In The Wall Street Journal, Scott Gottlieb of the American Enterprise Institute rounds up a batch of studies showing that health outcomes for patients covered by Medicaid, the joint federal-state health program for low-income and disabled individuals, are actually worse than those covered by no insurance at all.
• Head and neck cancer: A 2010 study of 1,231 patients with cancer of the throat, published in the medical journal Cancer, found that Medicaid patients and people lacking any health insurance were both 50% more likely to die when compared with privately insured patients—even after adjusting for factors that influence cancer outcomes. Medicaid patients were 80% more likely than those with private insurance to have tumors that spread to at least one lymph node. Recent studies show similar outcomes for breast and colon cancer.
• Major surgical procedures: A 2010 study of 893,658 major surgical operations performed between 2003 to 2007, published in the Annals of Surgery, found that being on Medicaid was associated with the longest length of stay, the most total hospital costs, and the highest risk of death. Medicaid patients were almost twice as likely to die in the hospital than those with private insurance. By comparison, uninsured patients were about 25% less likely than those with Medicaid to have an "in-hospital death." Another recent study found similar outcomes for Medicaid patients undergoing trauma surgery.

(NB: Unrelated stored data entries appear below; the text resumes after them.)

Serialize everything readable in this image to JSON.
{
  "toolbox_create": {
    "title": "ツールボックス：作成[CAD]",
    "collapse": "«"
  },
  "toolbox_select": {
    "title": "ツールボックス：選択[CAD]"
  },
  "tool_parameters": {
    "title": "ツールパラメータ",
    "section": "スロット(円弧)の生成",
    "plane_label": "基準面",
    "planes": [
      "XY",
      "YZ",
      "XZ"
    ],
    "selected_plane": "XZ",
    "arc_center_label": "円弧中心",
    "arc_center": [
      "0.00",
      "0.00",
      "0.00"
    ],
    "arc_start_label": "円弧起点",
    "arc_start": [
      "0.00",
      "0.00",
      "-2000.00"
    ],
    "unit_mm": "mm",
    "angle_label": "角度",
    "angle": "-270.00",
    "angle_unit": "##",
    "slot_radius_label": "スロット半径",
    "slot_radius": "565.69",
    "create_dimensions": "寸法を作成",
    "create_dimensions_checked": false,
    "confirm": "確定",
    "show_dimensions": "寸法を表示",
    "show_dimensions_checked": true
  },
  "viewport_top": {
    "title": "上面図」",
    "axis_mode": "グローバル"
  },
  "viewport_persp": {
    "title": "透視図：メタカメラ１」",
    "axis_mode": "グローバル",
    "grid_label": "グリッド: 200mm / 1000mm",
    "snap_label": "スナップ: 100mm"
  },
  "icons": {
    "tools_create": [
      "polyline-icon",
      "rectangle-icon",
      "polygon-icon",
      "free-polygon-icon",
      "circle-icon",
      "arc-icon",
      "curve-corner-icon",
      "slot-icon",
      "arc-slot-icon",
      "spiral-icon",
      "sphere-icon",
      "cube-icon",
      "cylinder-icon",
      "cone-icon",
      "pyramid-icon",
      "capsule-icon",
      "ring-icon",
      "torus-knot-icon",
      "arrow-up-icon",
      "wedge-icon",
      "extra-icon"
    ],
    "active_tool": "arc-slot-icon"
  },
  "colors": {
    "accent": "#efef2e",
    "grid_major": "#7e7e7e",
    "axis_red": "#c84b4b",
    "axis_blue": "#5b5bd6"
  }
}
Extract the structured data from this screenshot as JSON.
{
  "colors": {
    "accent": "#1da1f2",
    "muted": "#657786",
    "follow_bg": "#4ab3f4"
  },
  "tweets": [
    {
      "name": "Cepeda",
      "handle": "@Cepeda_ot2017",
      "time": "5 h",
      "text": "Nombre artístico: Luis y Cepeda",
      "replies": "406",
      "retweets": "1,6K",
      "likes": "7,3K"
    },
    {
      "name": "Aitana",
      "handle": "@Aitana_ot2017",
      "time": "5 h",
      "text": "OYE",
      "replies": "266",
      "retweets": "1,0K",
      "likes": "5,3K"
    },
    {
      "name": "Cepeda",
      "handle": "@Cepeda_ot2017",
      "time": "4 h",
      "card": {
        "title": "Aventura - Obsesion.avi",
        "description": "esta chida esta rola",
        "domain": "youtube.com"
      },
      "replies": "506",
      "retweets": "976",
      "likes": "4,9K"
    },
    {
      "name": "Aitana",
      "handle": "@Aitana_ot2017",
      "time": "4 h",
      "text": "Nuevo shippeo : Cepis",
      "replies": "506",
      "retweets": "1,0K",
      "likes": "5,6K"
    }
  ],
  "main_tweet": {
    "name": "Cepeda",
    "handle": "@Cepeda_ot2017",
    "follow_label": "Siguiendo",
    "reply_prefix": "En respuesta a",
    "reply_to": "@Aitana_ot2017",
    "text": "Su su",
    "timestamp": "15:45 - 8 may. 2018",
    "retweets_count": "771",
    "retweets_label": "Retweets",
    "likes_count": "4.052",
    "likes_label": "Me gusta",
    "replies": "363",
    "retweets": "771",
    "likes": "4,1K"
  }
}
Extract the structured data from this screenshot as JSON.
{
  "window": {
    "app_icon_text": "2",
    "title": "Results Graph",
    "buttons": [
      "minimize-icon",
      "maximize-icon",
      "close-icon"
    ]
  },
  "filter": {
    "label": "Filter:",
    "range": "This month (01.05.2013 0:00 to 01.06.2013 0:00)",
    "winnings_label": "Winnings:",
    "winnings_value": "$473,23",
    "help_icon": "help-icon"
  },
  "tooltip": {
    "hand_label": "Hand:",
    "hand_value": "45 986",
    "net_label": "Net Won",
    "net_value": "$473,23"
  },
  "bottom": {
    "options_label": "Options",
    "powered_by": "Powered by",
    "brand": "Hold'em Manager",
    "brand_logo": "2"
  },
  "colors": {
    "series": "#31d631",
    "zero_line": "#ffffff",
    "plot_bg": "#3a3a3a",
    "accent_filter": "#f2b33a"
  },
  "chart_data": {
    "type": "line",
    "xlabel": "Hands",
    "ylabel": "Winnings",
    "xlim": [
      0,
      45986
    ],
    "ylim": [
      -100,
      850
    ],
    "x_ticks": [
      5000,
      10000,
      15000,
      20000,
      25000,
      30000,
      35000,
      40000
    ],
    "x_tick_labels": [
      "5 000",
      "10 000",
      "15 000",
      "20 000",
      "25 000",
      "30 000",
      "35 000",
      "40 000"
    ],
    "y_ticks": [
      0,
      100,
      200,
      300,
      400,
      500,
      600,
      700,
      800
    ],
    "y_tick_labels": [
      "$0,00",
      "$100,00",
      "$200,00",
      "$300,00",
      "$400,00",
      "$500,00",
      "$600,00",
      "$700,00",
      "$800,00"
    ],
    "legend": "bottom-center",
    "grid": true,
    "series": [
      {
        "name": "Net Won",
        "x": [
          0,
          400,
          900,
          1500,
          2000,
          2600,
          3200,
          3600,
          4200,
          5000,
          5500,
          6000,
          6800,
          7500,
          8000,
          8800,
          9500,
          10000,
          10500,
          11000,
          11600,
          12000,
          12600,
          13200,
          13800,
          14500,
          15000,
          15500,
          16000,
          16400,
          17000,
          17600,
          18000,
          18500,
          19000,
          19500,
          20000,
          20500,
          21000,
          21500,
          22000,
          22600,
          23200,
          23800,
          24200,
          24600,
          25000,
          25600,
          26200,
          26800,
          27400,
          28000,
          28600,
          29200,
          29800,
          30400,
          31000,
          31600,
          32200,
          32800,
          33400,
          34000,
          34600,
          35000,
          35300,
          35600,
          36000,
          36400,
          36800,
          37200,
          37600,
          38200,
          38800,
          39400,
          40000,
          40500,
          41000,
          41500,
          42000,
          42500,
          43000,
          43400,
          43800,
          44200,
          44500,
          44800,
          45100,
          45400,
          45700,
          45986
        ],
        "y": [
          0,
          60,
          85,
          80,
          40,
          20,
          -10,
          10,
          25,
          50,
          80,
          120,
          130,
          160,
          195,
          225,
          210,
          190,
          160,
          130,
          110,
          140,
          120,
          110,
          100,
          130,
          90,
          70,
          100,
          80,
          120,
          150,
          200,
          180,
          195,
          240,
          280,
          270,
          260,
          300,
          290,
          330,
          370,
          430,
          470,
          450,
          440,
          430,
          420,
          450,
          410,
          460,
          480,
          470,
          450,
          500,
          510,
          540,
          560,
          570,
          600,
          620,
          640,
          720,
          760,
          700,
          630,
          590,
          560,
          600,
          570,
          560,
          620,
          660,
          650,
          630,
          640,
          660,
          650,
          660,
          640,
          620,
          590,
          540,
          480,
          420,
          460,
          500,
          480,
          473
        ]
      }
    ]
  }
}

• Poor outcomes after heart procedures: A 2011 study of 13,573 patients, published in the American Journal of Cardiology, found that people with Medicaid who underwent coronary angioplasty (a procedure to open clogged heart arteries) were 59% more likely to have "major adverse cardiac events," such as strokes and heart attacks, compared with privately insured patients. Medicaid patients were also more than twice as likely to have a major, subsequent heart attack after angioplasty as were patients who didn't have any health insurance at all.
• Lung transplants: A 2011 study of 11,385 patients undergoing lung transplants for pulmonary diseases, published in the Journal of Heart and Lung Transplantation, found that Medicaid patients were 8.1% less likely to survive 10 years after the surgery than their privately insured and uninsured counterparts. Medicaid insurance status was a significant, independent predictor of death after three years—even after controlling for other clinical factors that could increase someone's risk of poor outcomes.
This should sound familiar to Reason readers: I’ve made similar observations about Medicaid’s health outcomes before, and I think it’s important to look at these studies in the context of Medicaid’s fiscal effects on state and federal government, as well as the recent health care overhaul’s planned expansion of the program: Already the program is wrecking state budgets, but state officials don’t have much flexibility to adjust the program to fit the needs of their states. Instead, thanks to the program’s insistence on matching federal dollars to state spending, they do have an incentive to continually increase the size of the program during times of economic growth. According to a Congressional Budget Office report released this week, block granting the program—as many cash-strapped governors have requested, but as the Obama administration has so far refused to consider—would reduce Medicaid’s cost by an estimated $287 billion over the next decade.
Meanwhile, thanks to the expansion of eligibility called for in the health care law, approximately 16 million additional individuals—and perhaps millions more than that—are expected to end up on Medicaid’s rolls over the next decade. That represents a huge portion of the law’s near-trillion dollar first-decade expense. But if Medicaid’s health benefits are as dubious as these studies seem to suggest, then we’ll be spending a lot of money for a very little in terms of health benefits.
Comparative judgments based on studies like these can be difficult to make with absolute certainty; the research isn't perfect. In particular these studies have a hard time controlling for the negative health effects associated with poverty. And studies do tend to show somewhat greater health effects at the lower end of the income spectrum (which suggests that we should be trimming eligibility rather than expanding it up the income scale). But as Avik Roy has documented in extensive detail, the evidence that, overall, Medicaid coverage correlates with poor health outcomes is fairly strong across numerous studies. How long must we continue to invest hundreds of billions of dollars into a program of such dubious value?